Construction of another new waste transfer station is underway to the north of Phnom Penh while a 50ha area to the west in Kandal province’s Ang Snuol district is being planned as a new permanent landfill site as part of a strategy to address waste disposal problems in and around the capital.
A Phnom Penh Municipal Hall official who asked not to be named told The Post on February 17 that the latest landfill project was tentatively scheduled to begin operating in the next two years.
“In Phnom Penh, we are preparing a new waste transfer station in the Boeung Ta Mok lake area in addition to the existing station in Dangkor district,” he said, adding that the Dangkor facility would eventually be repurposed from a landfill to a transfer station.
“The latest landfill is planned to be built within the next two years on National Road 51. Construction has not yet begun as the plan is awaiting final approval from the Ministry of Economy and Finance and the Ministry of Environment. It will take two years to complete a standard landfill there,” he said.
Keo Channarith, chairman of the Landfill Management Committee in Dangkor district, told The Post that there have been comprehensive changes to solid waste management policies in the capital.
He said the government’s plan called for the development of two waste transfer stations in conjunction with a permanent landfill site.
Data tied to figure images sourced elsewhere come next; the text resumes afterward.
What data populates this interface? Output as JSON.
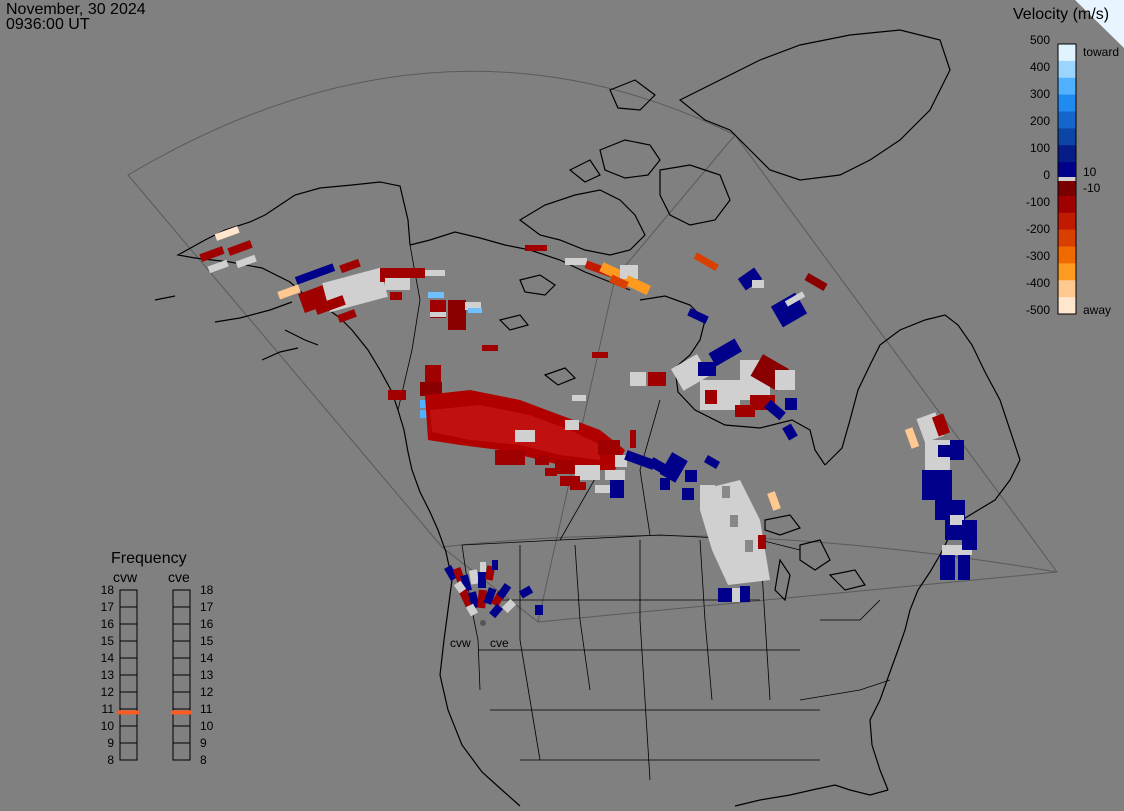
{
  "header": {
    "date": "November, 30 2024",
    "time": "0936:00 UT"
  },
  "velocity_scale": {
    "title": "Velocity (m/s)",
    "ticks": [
      "500",
      "400",
      "300",
      "200",
      "100",
      "0",
      "-100",
      "-200",
      "-300",
      "-400",
      "-500"
    ],
    "inner_labels": [
      "10",
      "-10"
    ],
    "toward_label": "toward",
    "away_label": "away",
    "colors_top_to_bottom": [
      "#e0f4ff",
      "#9bd4ff",
      "#4fb1ff",
      "#1f8bf0",
      "#1466cc",
      "#0d45a6",
      "#061c86",
      "#00008b",
      "#7a0000",
      "#a00000",
      "#c01a00",
      "#d94000",
      "#f06a00",
      "#ff9a20",
      "#ffc890",
      "#ffe6cc"
    ]
  },
  "frequency": {
    "title": "Frequency",
    "radars": [
      "cvw",
      "cve"
    ],
    "ticks": [
      "18",
      "17",
      "16",
      "15",
      "14",
      "13",
      "12",
      "11",
      "10",
      "9",
      "8"
    ],
    "cvw_mhz": 10.8,
    "cve_mhz": 10.8,
    "marker_color": "#ff5a1f"
  },
  "map": {
    "radar_labels": [
      "cvw",
      "cve"
    ],
    "fov_line_color": "#5a5a5a",
    "coast_color": "#000000",
    "background": "#808080"
  }
}
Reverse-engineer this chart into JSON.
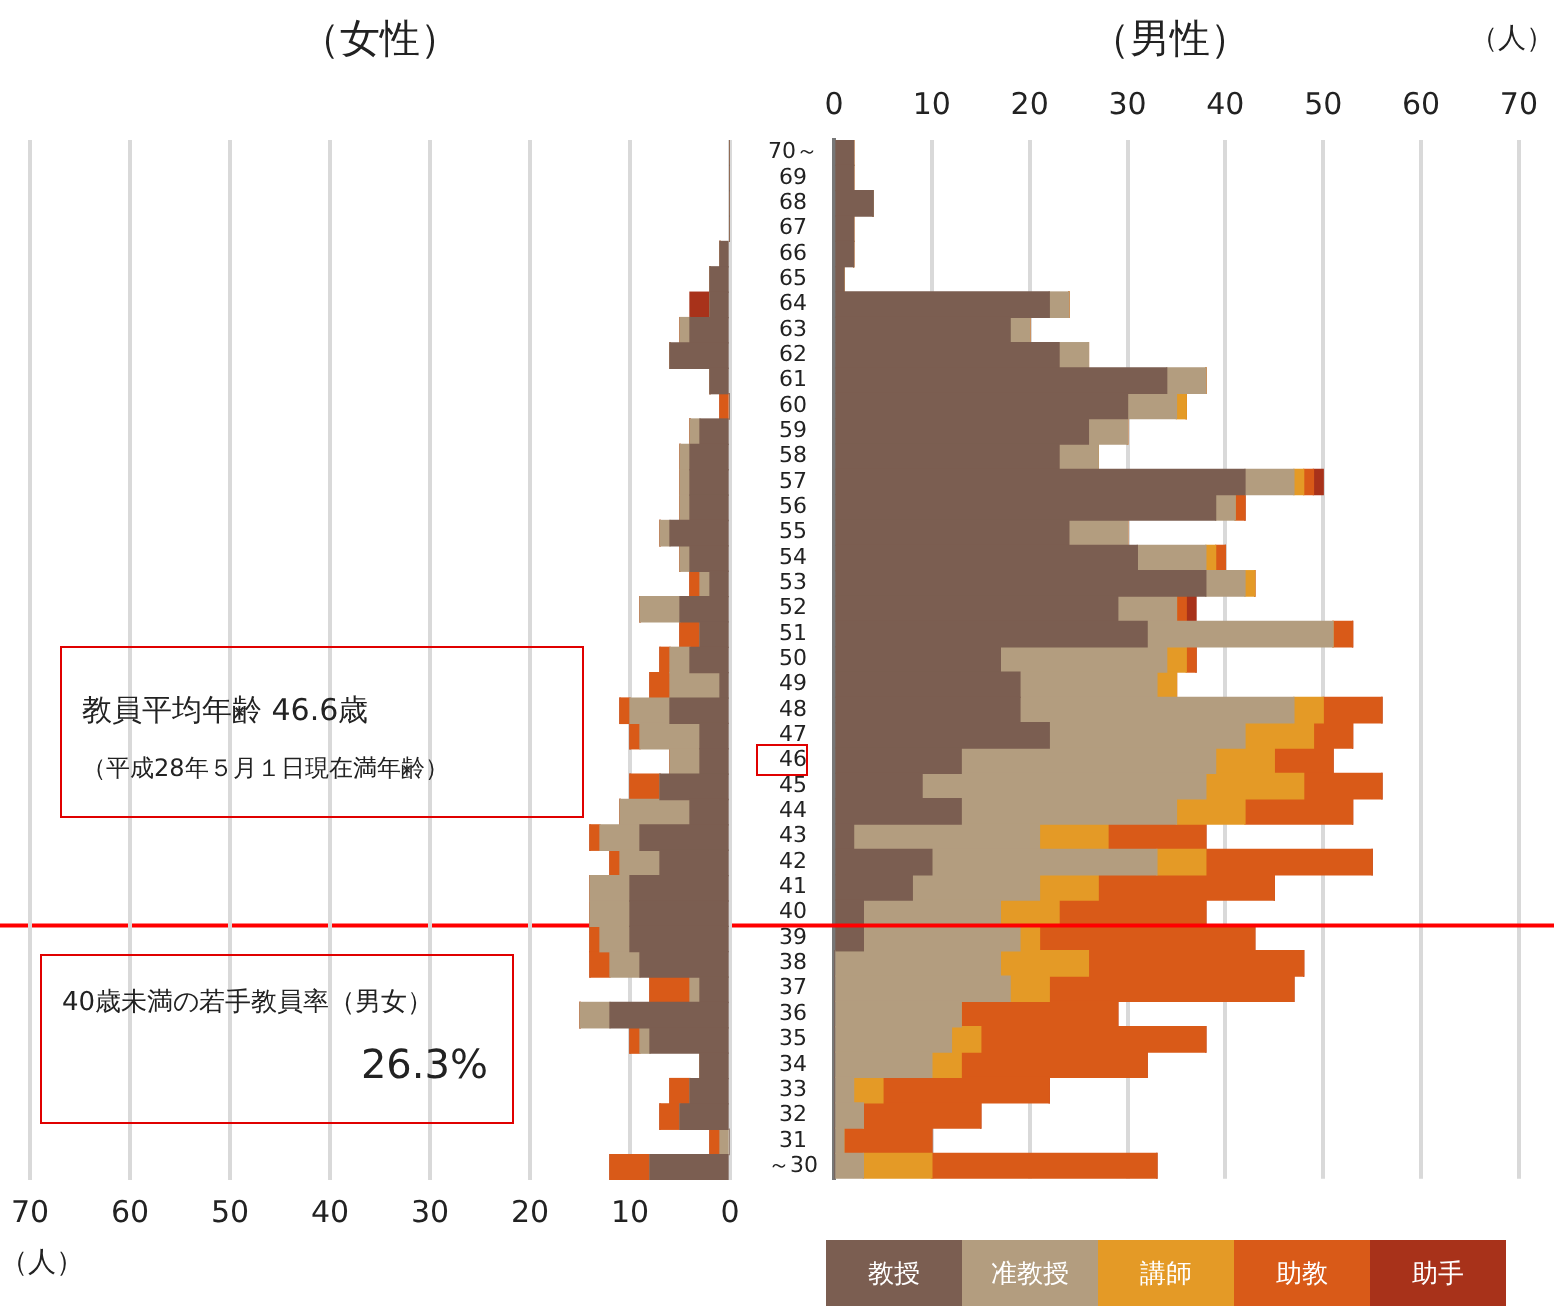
{
  "chart_data": [
    {
      "type": "bar",
      "title": "（女性）",
      "xlabel": "（人）",
      "orientation": "horizontal",
      "stacked": true,
      "categories": [
        null,
        null,
        null,
        null,
        null,
        null,
        null,
        null,
        null,
        null,
        null,
        null,
        null,
        null,
        null,
        null,
        null,
        null,
        null,
        null,
        null,
        null,
        null,
        null,
        null,
        null,
        null,
        null,
        null,
        null,
        null,
        null,
        null,
        null,
        null,
        null,
        null,
        null,
        null,
        null,
        null
      ],
      "series": [
        {
          "color": "#7b5e51",
          "values": [
            0,
            0,
            0,
            0,
            1,
            2,
            2,
            4,
            6,
            2,
            0,
            3,
            4,
            4,
            4,
            6,
            4,
            2,
            5,
            3,
            4,
            1,
            6,
            3,
            3,
            7,
            4,
            9,
            7,
            10,
            10,
            10,
            9,
            3,
            12,
            8,
            3,
            4,
            5,
            0,
            8
          ]
        },
        {
          "color": "#b39d7f",
          "values": [
            0,
            0,
            0,
            0,
            0,
            0,
            0,
            1,
            0,
            0,
            0,
            1,
            1,
            1,
            1,
            1,
            1,
            1,
            4,
            0,
            2,
            5,
            4,
            6,
            3,
            0,
            7,
            4,
            4,
            4,
            4,
            3,
            3,
            1,
            3,
            1,
            0,
            0,
            0,
            1,
            0
          ]
        },
        {
          "color": "#d95a18",
          "values": [
            0,
            0,
            0,
            0,
            0,
            0,
            0,
            0,
            0,
            0,
            1,
            0,
            0,
            0,
            0,
            0,
            0,
            1,
            0,
            2,
            1,
            2,
            1,
            1,
            0,
            3,
            0,
            1,
            1,
            0,
            0,
            1,
            2,
            4,
            0,
            1,
            0,
            2,
            2,
            1,
            4
          ]
        },
        {
          "color": "#a8321a",
          "values": [
            0,
            0,
            0,
            0,
            0,
            0,
            2,
            0,
            0,
            0,
            0,
            0,
            0,
            0,
            0,
            0,
            0,
            0,
            0,
            0,
            0,
            0,
            0,
            0,
            0,
            0,
            0,
            0,
            0,
            0,
            0,
            0,
            0,
            0,
            0,
            0,
            0,
            0,
            0,
            0,
            0
          ]
        }
      ],
      "xlim": [
        70,
        0
      ],
      "xticks": [
        0,
        10,
        20,
        30,
        40,
        50,
        60,
        70
      ],
      "grid": "x",
      "tick_labels": "x",
      "annotations": [
        "教員平均年齢 46.6歳",
        "（平成28年５月１日現在満年齢）",
        "40歳未満の若手教員率（男女）",
        "26.3%"
      ]
    },
    {
      "type": "bar",
      "title": "（男性）",
      "xlabel": "（人）",
      "orientation": "horizontal",
      "stacked": true,
      "categories": [
        "70～",
        "69",
        "68",
        "67",
        "66",
        "65",
        "64",
        "63",
        "62",
        "61",
        "60",
        "59",
        "58",
        "57",
        "56",
        "55",
        "54",
        "53",
        "52",
        "51",
        "50",
        "49",
        "48",
        "47",
        "46",
        "45",
        "44",
        "43",
        "42",
        "41",
        "40",
        "39",
        "38",
        "37",
        "36",
        "35",
        "34",
        "33",
        "32",
        "31",
        "～30"
      ],
      "series": [
        {
          "name": "教授",
          "color": "#7b5e51",
          "values": [
            2,
            2,
            4,
            2,
            2,
            1,
            22,
            18,
            23,
            34,
            30,
            26,
            23,
            42,
            39,
            24,
            31,
            38,
            29,
            32,
            17,
            19,
            19,
            22,
            13,
            9,
            13,
            2,
            10,
            8,
            3,
            3,
            0,
            0,
            0,
            0,
            0,
            0,
            0,
            0,
            0
          ]
        },
        {
          "name": "准教授",
          "color": "#b39d7f",
          "values": [
            0,
            0,
            0,
            0,
            0,
            0,
            2,
            2,
            3,
            4,
            5,
            4,
            4,
            5,
            2,
            6,
            7,
            4,
            6,
            19,
            17,
            14,
            28,
            20,
            26,
            29,
            22,
            19,
            23,
            13,
            14,
            16,
            17,
            18,
            13,
            12,
            10,
            2,
            3,
            1,
            3
          ]
        },
        {
          "name": "講師",
          "color": "#e49a26",
          "values": [
            0,
            0,
            0,
            0,
            0,
            0,
            0,
            0,
            0,
            0,
            1,
            0,
            0,
            1,
            0,
            0,
            1,
            1,
            0,
            0,
            2,
            2,
            3,
            7,
            6,
            10,
            7,
            7,
            5,
            6,
            6,
            2,
            9,
            4,
            0,
            3,
            3,
            3,
            0,
            0,
            7
          ]
        },
        {
          "name": "助教",
          "color": "#d95a18",
          "values": [
            0,
            0,
            0,
            0,
            0,
            0,
            0,
            0,
            0,
            0,
            0,
            0,
            0,
            1,
            1,
            0,
            1,
            0,
            1,
            2,
            1,
            0,
            6,
            4,
            6,
            8,
            11,
            10,
            17,
            18,
            15,
            22,
            22,
            25,
            16,
            23,
            19,
            17,
            12,
            9,
            23
          ]
        },
        {
          "name": "助手",
          "color": "#a8321a",
          "values": [
            0,
            0,
            0,
            0,
            0,
            0,
            0,
            0,
            0,
            0,
            0,
            0,
            0,
            1,
            0,
            0,
            0,
            0,
            1,
            0,
            0,
            0,
            0,
            0,
            0,
            0,
            0,
            0,
            0,
            0,
            0,
            0,
            0,
            0,
            0,
            0,
            0,
            0,
            0,
            0,
            0
          ]
        }
      ],
      "xlim": [
        0,
        70
      ],
      "xticks": [
        0,
        10,
        20,
        30,
        40,
        50,
        60,
        70
      ],
      "grid": "x",
      "legend": "bottom right",
      "ref_lines": [
        {
          "axis": "y",
          "value": "39",
          "color": "#ff0000"
        }
      ]
    }
  ]
}
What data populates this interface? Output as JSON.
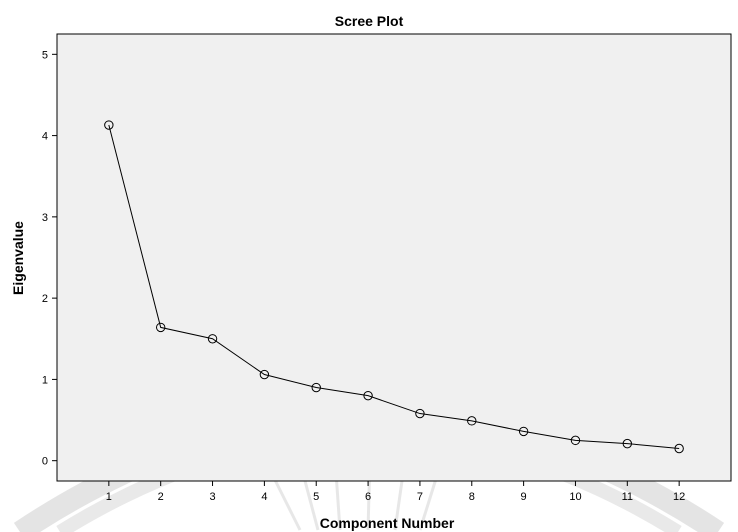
{
  "chart_data": {
    "type": "line",
    "title": "Scree Plot",
    "xlabel": "Component Number",
    "ylabel": "Eigenvalue",
    "x": [
      1,
      2,
      3,
      4,
      5,
      6,
      7,
      8,
      9,
      10,
      11,
      12
    ],
    "y": [
      4.13,
      1.64,
      1.5,
      1.06,
      0.9,
      0.8,
      0.58,
      0.49,
      0.36,
      0.25,
      0.21,
      0.15
    ],
    "xlim": [
      0,
      13
    ],
    "ylim": [
      -0.25,
      5.25
    ],
    "yticks": [
      0,
      1,
      2,
      3,
      4,
      5
    ],
    "xticks": [
      1,
      2,
      3,
      4,
      5,
      6,
      7,
      8,
      9,
      10,
      11,
      12
    ],
    "grid": false,
    "plot_background": "#f0f0f0",
    "line_color": "#000000",
    "marker": "open-circle"
  }
}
“We will have two waste transfer stations and the landfill which the government plans to create. For now, the landfill in Dangkor district is still operating and will be considered as the final destination for the waste for the next two years,” Channarith said.
“During the next two years, the government will prepare infrastructure to change the Dangkor landfill into a waste transfer station. This will be in conjunction with the other new station set to open to the north,” he said.
Channarith said the new planned landfill will receive all waste collected from the capital as well as Kandal province. Additionally, the site will be equipped to handle the processing of recyclable waste.
According to an environment ministry report, more than 10,000 tonnes of waste are created everyday in the country, amounting to nearly four million tonnes per year. Sixty-five per cent of the waste is organic material while 20 per cent is plastic, and the rest is solid and other waste.
In Phnom Penh alone, about 3,000 tonnes of waste are generated per day. For the first eight months of 2019, about 660,000 tonnes were collected in Phnom Penh, a pace exceeding 2018’s full-year collections of around 900,000 tonnes.
Affiliated Network for Social Accountability executive director San Chey applauded the project to build more landfill capacity.
Simply having a disposal site for rubbish, however, was not enough. He said the government needs to enforce dumping regulations more strictly to address improper disposal of waste in public places, particularly in canals and sewers.
“Waste disposal is a public mechanism, and authorities must urge waste collection firms to maintain best practices, for example, so that their trucks do not leak waste water and pollute the city with the smell. [Waste collection firm] Cintri used to be guilty of this.
“We need to work together to ensure the effectiveness of the entire system, from waste collection to transport and disposal,” he said.